Apache Iceberg Example

from pyiceberg.catalog import load_catalog

# Load a REST catalog (e.g., Tabular, AWS Glue)
catalog = load_catalog("rest", **{
    "uri": "https://catalog.example.com",
    "warehouse": "s3://lakehouse/"
})

# Create a table with hidden partitioning
table = catalog.create_table(
    identifier="silver.events",
    schema=Schema(
        NestedField(1, "event_id", StringType()),
        NestedField(2, "event_type", StringType()),
        NestedField(3, "timestamp", TimestampType()),
        NestedField(4, "payload", StringType())
    ),
    partition_spec=PartitionSpec(
        PartitionField(source_id=3, field_id=1000, transform=Day(), name="day")
    )
)

# Append data
table.append(df)

# Query with partition evolution (change partitioning without rewriting data)
with table.update_spec() as update:
    update.add_field("hour", Hour(source_column="timestamp"))

Apache Hudi Example

from pyspark.sql import SparkSession

spark = SparkSession.builder \
    .appName("HudiExample") \
    .getOrCreate()

# Write with record-level upserts
df.write.format("hudi") \
    .option("hoodie.table.name", "customer_orders") \
    .option("hoodie.datasource.write.recordkey.field", "order_id") \
    .option("hoodie.datasource.write.precombine.field", "updated_at") \
    .option("hoodie.datasource.write.operation", "upsert") \
    .mode("append") \
    .save("s3://lakehouse/hudi/customer_orders")

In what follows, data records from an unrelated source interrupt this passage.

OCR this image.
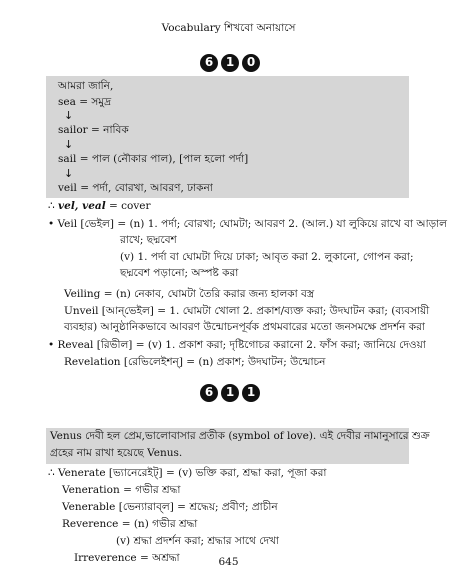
Vocabulary শিখবো অনায়াসে
6	1	0
আমরা জানি,
sea = সমুদ্র
↓
sailor = নাবিক
↓
sail = পাল (নৌকার পাল), [পাল হলো পর্দা]
↓
veil = পর্দা, বোরখা, আবরণ, ঢাকনা
∴ vel, veal = cover
• Veil [ভেইল] = (n) 1. পর্দা; বোরখা; ঘোমটা; আবরণ 2. (আল.) যা লুকিয়ে রাখে বা আড়াল
রাখে; ছদ্মবেশ
(v) 1. পর্দা বা ঘোমটা দিয়ে ঢাকা; আবৃত করা 2. লুকানো, গোপন করা;
ছদ্মবেশ পড়ানো; অস্পষ্ট করা
Veiling = (n) নেকাব, ঘোমটা তৈরি করার জন্য হালকা বস্ত্র
Unveil [আন্‌ভেইল] = 1. ঘোমটা খোলা 2. প্রকাশ/ব্যক্ত করা; উদঘাটন করা; (ব্যবসায়ী
ব্যবহার) আনুষ্ঠানিকভাবে আবরণ উন্মোচনপূর্বক প্রথমবারের মতো জনসমক্ষে প্রদর্শন করা
• Reveal [রিভীল] = (v) 1. প্রকাশ করা; দৃষ্টিগোচর করানো 2. ফাঁস করা; জানিয়ে দেওয়া
Revelation [রেভিলেইশন্‌] = (n) প্রকাশ; উদঘাটন; উন্মোচন
6	1	1
Venus দেবী হল প্রেম,ভালোবাসার প্রতীক (symbol of love). এই দেবীর নামানুসারে শুক্র
গ্রহের নাম রাখা হয়েছে Venus.
∴ Venerate [ভ্যানেরেইট্‌] = (v) ভক্তি করা, শ্রদ্ধা করা, পূজা করা
Veneration = গভীর শ্রদ্ধা
Venerable [ভেন্যারাব্‌ল] = শ্রদ্ধেয়; প্রবীণ; প্রাচীন
Reverence = (n) গভীর শ্রদ্ধা
(v) শ্রদ্ধা প্রদর্শন করা; শ্রদ্ধার সাথে দেখা
Irreverence = অশ্রদ্ধা	645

# Incremental read — only new/changed records since last sync
spark.read.format("hudi") \
    .option("hoodie.datasource.query.type", "incremental") \
    .option("hoodie.datasource.read.begin.instanttime", "20240101000000") \
    .load("s3://lakehouse/hudi/customer_orders")

Medallion Architecture with Lakehouse

Bronze (Raw)
    ├── Delta Lake / Iceberg / Hudi tables
    ├── Minimal transformation
    └── Full history retained

Silver (Cleaned)
    ├── Deduplicated, typed, validated
    ├── Joined with reference data
    └── Quality checks enforced

Gold (Curated)
    ├── Aggregated business metrics
    ├── Optimized for BI consumption
    └── Managed as data products

Common Mistakes

  • Treating lakehouse as just storage — the table format layer is critical; without it, you just have a lake
  • Over-optimizing prematurely — start with one format (Delta is most mature), add others only if needed
  • No compaction strategy — small files kill performance; schedule regular compaction jobs
  • Ignoring metastore — Glue, Hive, or Unity Catalog are essential for table discovery and governance
  • Mixing table formats in one pipeline — each format has different semantics; mixing them adds complexity

FAQ

Which table format should I choose?

  • Delta Lake: Best for Spark-centric pipelines and streaming workloads
  • Iceberg: Best for multi-engine environments and partition evolution
  • Hudi: Best for CDC and incremental data processing

Can I query lakehouse tables from Snowflake or BigQuery? Yes. Snowflake supports Iceberg tables natively. BigQuery supports BigLake tables over Iceberg and Delta via connectors.

Is Lakehouse cheaper than a traditional warehouse? Storage is significantly cheaper (S3/GCS vs proprietary storage). Compute costs depend on engine choice. Overall TCO is usually lower, especially for large datasets.